Citizenship matters more than ever before
As they have done for much of the Henley Passport Index’s 16-year history, countries offering residence- and citizenship-by-investment programs  continue to perform strongly. Malta , for instance, remains in 8th place, with passport holders able to access 186 destinations around the world notwithstanding any Covid-related travel bans. Austria  remains in 5th place, with a visa-free/visa on arrival score of 189, and Portugal  (6th on the ranking with a score of 188) and Montenegro  (47th on the ranking with a score of 124) have also consistently performed extremely well.
Looking at longer-term movements in the rankings, the rise of the St. Lucia  passport provides a prime example of the mounting passport strength of countries that offer investment migration programs. Over the past 10 years, the Caribbean island nation has climbed 17 places in the ranking, making it one of the highest climbers of the decade.

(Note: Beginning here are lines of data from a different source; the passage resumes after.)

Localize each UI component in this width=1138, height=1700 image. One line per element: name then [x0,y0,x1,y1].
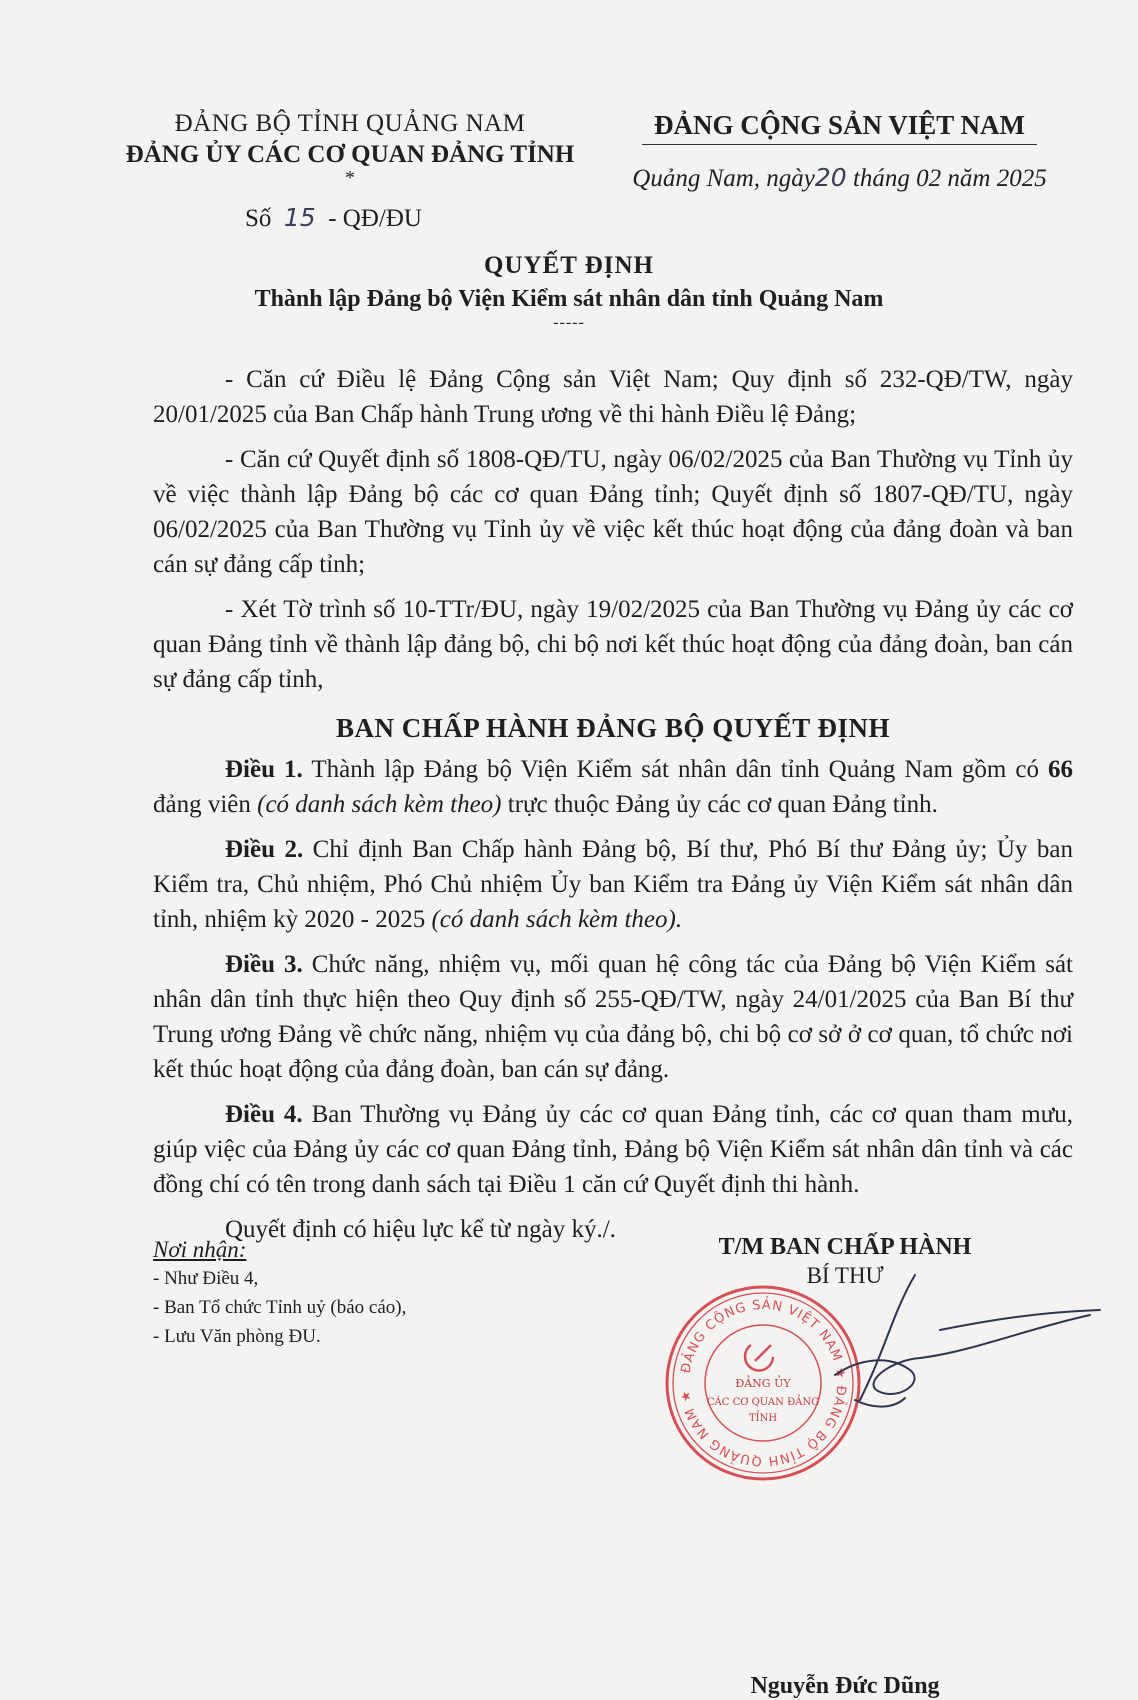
party-name-underline [642,144,1037,145]
effective-clause: Quyết định có hiệu lực kể từ ngày ký./. [225,1216,616,1243]
date-day-handwritten: 20 [814,163,847,192]
seal-center-line-2: CÁC CƠ QUAN ĐẢNG [706,1397,820,1408]
issuing-organization [95,108,605,189]
legal-basis-3: - Xét Tờ trình số 10-TTr/ĐU, ngày 19/02/2025 của Ban Thường vụ Đảng ủy các cơ quan Đảng tỉnh về thành lập đảng bộ, chi bộ nơi kết thúc hoạt động của đảng đoàn, ban cán sự đảng cấp tỉnh, [153,596,1073,693]
recipient-item: - Lưu Văn phòng ĐU. [153,1326,321,1347]
recipients [153,1236,406,1351]
article-3-label: Điều 3. [225,951,303,978]
article-3-text: Chức năng, nhiệm vụ, mối quan hệ công tác của Đảng bộ Viện Kiểm sát nhân dân tỉnh thực hiện theo Quy định số 255-QĐ/TW, ngày 24/01/2025 của Ban Bí thư Trung ương Đảng về chức năng, nhiệm vụ của đảng bộ, chi bộ cơ sở ở cơ quan, tổ chức nơi kết thúc hoạt động của đảng đoàn, ban cán sự đảng. [153,951,1073,1083]
decision-heading: BAN CHẤP HÀNH ĐẢNG BỘ QUYẾT ĐỊNH [335,713,891,743]
recipients-heading: Nơi nhận: [153,1237,247,1262]
national-party-header [612,108,1067,193]
star-mark: * [345,167,355,189]
article-1 [153,752,1073,822]
article-2-text: Chỉ định Ban Chấp hành Đảng bộ, Bí thư, Phó Bí thư Đảng ủy; Ủy ban Kiểm tra, Chủ nhiệm, Phó Chủ nhiệm Ủy ban Kiểm tra Đảng ủy Viện Kiểm sát nhân dân tỉnh, nhiệm kỳ 2020 - 2025 [153,836,1074,933]
article-4-text: Ban Thường vụ Đảng ủy các cơ quan Đảng tỉnh, các cơ quan tham mưu, giúp việc của Đảng ủy các cơ quan Đảng tỉnh, Đảng bộ Viện Kiểm sát nhân dân tỉnh và các đồng chí có tên trong danh sách tại Điều 1 căn cứ Quyết định thi hành. [153,1101,1074,1198]
document-title [0,250,1138,330]
org-line-2: ĐẢNG ỦY CÁC CƠ QUAN ĐẢNG TỈNH [125,141,575,168]
doc-no-prefix: Số [245,205,272,232]
signature-block [690,1234,1000,1700]
article-4-label: Điều 4. [225,1101,303,1128]
signer-position: BÍ THƯ [806,1263,884,1288]
article-2 [153,832,1073,937]
org-line-1: ĐẢNG BỘ TỈNH QUẢNG NAM [174,110,526,137]
legal-basis-1: - Căn cứ Điều lệ Đảng Cộng sản Việt Nam; Quy định số 232-QĐ/TW, ngày 20/01/2025 của Ban Chấp hành Trung ương về thi hành Điều lệ Đảng; [153,366,1073,428]
seal-ring-text: ĐẢNG CỘNG SẢN VIỆT NAM ★ ĐẢNG BỘ TỈNH QUẢNG NAM ★ [678,1297,849,1469]
article-1-text-b: đảng viên [153,791,251,818]
signer-name: Nguyễn Đức Dũng [750,1673,940,1699]
signer-on-behalf: T/M BAN CHẤP HÀNH [718,1234,972,1260]
seal-center-line-1: ĐẢNG ỦY [735,1377,791,1390]
issue-date [612,163,1067,193]
article-1-text-d: trực thuộc Đảng ủy các cơ quan Đảng tỉnh. [507,791,938,818]
doc-no-handwritten: 15 [283,203,316,232]
article-2-attachment-note: (có danh sách kèm theo). [431,906,683,933]
title-main: QUYẾT ĐỊNH [484,252,654,279]
article-1-attachment-note: (có danh sách kèm theo) [257,791,502,818]
article-4 [153,1097,1073,1202]
party-name: ĐẢNG CỘNG SẢN VIỆT NAM [653,110,1026,140]
recipient-item: - Như Điều 4, [153,1268,259,1289]
article-2-label: Điều 2. [225,836,304,863]
article-1-label: Điều 1. [225,756,303,783]
seal-center-line-3: TỈNH [748,1413,778,1424]
document-body [153,362,1073,1247]
date-prefix: Quảng Nam, ngày [632,165,815,192]
member-count: 66 [1048,756,1074,783]
article-3 [153,947,1073,1087]
title-divider: ----- [553,314,585,331]
article-1-text-a: Thành lập Đảng bộ Viện Kiểm sát nhân dân tỉnh Quảng Nam gồm có [311,756,1039,783]
legal-basis-2: - Căn cứ Quyết định số 1808-QĐ/TU, ngày 06/02/2025 của Ban Thường vụ Tỉnh ủy về việc thành lập Đảng bộ các cơ quan Đảng tỉnh; Quyết định số 1807-QĐ/TU, ngày 06/02/2025 của Ban Thường vụ Tỉnh ủy về việc kết thúc hoạt động của đảng đoàn và ban cán sự đảng cấp tỉnh; [153,446,1073,578]
document-number [245,203,422,233]
title-subject: Thành lập Đảng bộ Viện Kiểm sát nhân dân tỉnh Quảng Nam [254,286,884,312]
date-suffix: tháng 02 năm 2025 [852,165,1047,192]
doc-no-suffix: - QĐ/ĐU [328,205,422,232]
recipient-item: - Ban Tổ chức Tỉnh uỷ (báo cáo), [153,1297,407,1318]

Research commissioned by Henley & Partners  indicates furthermore that the Caribbean — a region with a high concentration of island nations that offer citizenship-by-investment programs — has had the greatest success in reviving tourism in the wake of the pandemic. In March this year, the region received 40% of the inbound international traffic it saw pre-Covid in March 2019, compared to North America (29%), Southern Europe (14%), Western Europe (5%), Southeast Asia (2%), and Oceania, which includes Australia and New Zealand and received only 1% of its March 2019 visitors in March this year.
Dr. Juerg Steffen , CEO of Henley & Partners , says that while unpredictability will no doubt continue to define the coming months, the increasing demand for investment migration is a certainty. “Since the pandemic struck, ensuring future access to multiple residence options and/or having dual citizenship, whether by exploring one’s ancestry or by participating in residence- and citizenship-by-investment programs, has become even more essential for entrepreneurs and investors and their families as a means to mitigate volatility and reduce their exposure to risk at a national, a regional, and global level.”